Members on the other side are making the case that their Trumpcare bill is the first step in a three step process when it comes to health care. Part two will be squarely in the jurisdiction of the next CMS administrator – it’s supposedly all about using regulations to undermine the Affordable Care Act’s protections and guarantees.

So Ms. Verma was asked a lot of questions about how she would oversee these vital programs and how she’d use the power that comes along with being CMS administrator.

For example, I asked about what Medicare can do to bring down the cost of prescription drugs. I asked how Medicare can do more for rural health care providers to help them succeed when it comes to new payment rules.

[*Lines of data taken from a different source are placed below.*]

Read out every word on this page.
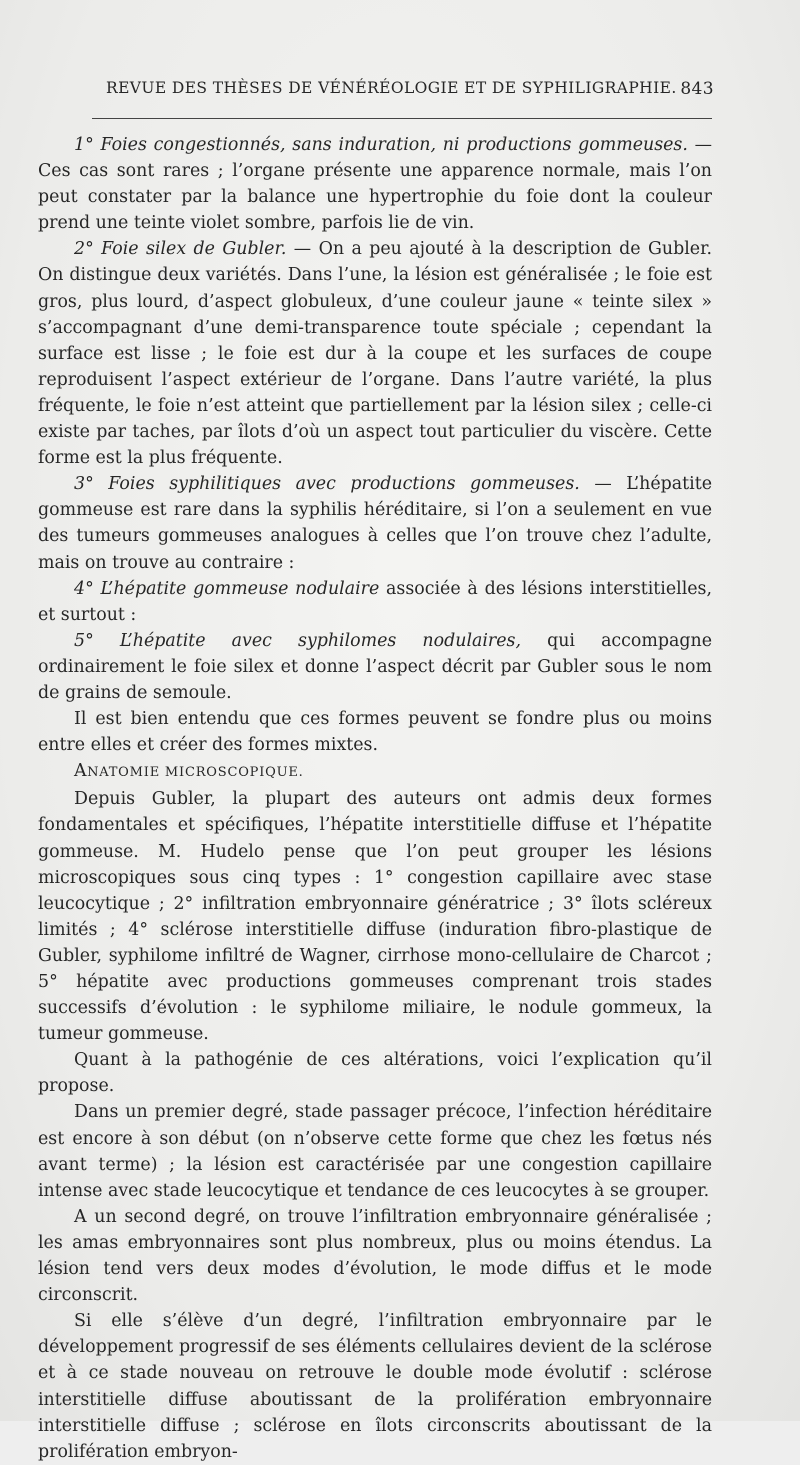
REVUE DES THÈSES DE VÉNÉRÉOLOGIE ET DE SYPHILIGRAPHIE. 843

1° Foies congestionnés, sans induration, ni productions gommeuses. — Ces cas sont rares ; l’organe présente une apparence normale, mais l’on peut constater par la balance une hypertrophie du foie dont la couleur prend une teinte violet sombre, parfois lie de vin.

2° Foie silex de Gubler. — On a peu ajouté à la description de Gubler. On distingue deux variétés. Dans l’une, la lésion est généralisée ; le foie est gros, plus lourd, d’aspect globuleux, d’une couleur jaune « teinte silex » s’accompagnant d’une demi-transparence toute spéciale ; cependant la surface est lisse ; le foie est dur à la coupe et les surfaces de coupe reproduisent l’aspect extérieur de l’organe. Dans l’autre variété, la plus fréquente, le foie n’est atteint que partiellement par la lésion silex ; celle-ci existe par taches, par îlots d’où un aspect tout particulier du viscère. Cette forme est la plus fréquente.

3° Foies syphilitiques avec productions gommeuses. — L’hépatite gommeuse est rare dans la syphilis héréditaire, si l’on a seulement en vue des tumeurs gommeuses analogues à celles que l’on trouve chez l’adulte, mais on trouve au contraire :

4° L’hépatite gommeuse nodulaire associée à des lésions interstitielles, et surtout :

5° L’hépatite avec syphilomes nodulaires, qui accompagne ordinairement le foie silex et donne l’aspect décrit par Gubler sous le nom de grains de semoule.

Il est bien entendu que ces formes peuvent se fondre plus ou moins entre elles et créer des formes mixtes.

ANATOMIE MICROSCOPIQUE.

Depuis Gubler, la plupart des auteurs ont admis deux formes fondamentales et spécifiques, l’hépatite interstitielle diffuse et l’hépatite gommeuse. M. Hudelo pense que l’on peut grouper les lésions microscopiques sous cinq types : 1° congestion capillaire avec stase leucocytique ; 2° infiltration embryonnaire génératrice ; 3° îlots scléreux limités ; 4° sclérose interstitielle diffuse (induration fibro-plastique de Gubler, syphilome infiltré de Wagner, cirrhose mono-cellulaire de Charcot ; 5° hépatite avec productions gommeuses comprenant trois stades successifs d’évolution : le syphilome miliaire, le nodule gommeux, la tumeur gommeuse.

Quant à la pathogénie de ces altérations, voici l’explication qu’il propose.

Dans un premier degré, stade passager précoce, l’infection héréditaire est encore à son début (on n’observe cette forme que chez les fœtus nés avant terme) ; la lésion est caractérisée par une congestion capillaire intense avec stade leucocytique et tendance de ces leucocytes à se grouper.

A un second degré, on trouve l’infiltration embryonnaire généralisée ; les amas embryonnaires sont plus nombreux, plus ou moins étendus. La lésion tend vers deux modes d’évolution, le mode diffus et le mode circonscrit.

Si elle s’élève d’un degré, l’infiltration embryonnaire par le développement progressif de ses éléments cellulaires devient de la sclérose et à ce stade nouveau on retrouve le double mode évolutif : sclérose interstitielle diffuse aboutissant de la prolifération embryonnaire interstitielle diffuse ; sclérose en îlots circonscrits aboutissant de la prolifération embryon-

I asked about how CMS’s actions undermining the Affordable Care Act square with the president’s goal of more coverage for everybody at lower costs.

I raised these issues because it’s clear that Ms. Verma’s Republican colleagues, from the President to Secretary Price on down, have a whole host of health care ideas that will end the guarantee of Medicare for seniors, gut Medicaid and make it harder for millions of Americans to get health care. I thought Ms. Verma should have an opportunity to lay out her own views and reassure the committee that she planned to protect these programs and work on behalf of vulnerable patients. 

What the committee got in response was a lot of happy-talk that didn’t amount to much substance at all. I will oppose Ms. Verma’s nomination to head CMS. I urge the Senate to do the same.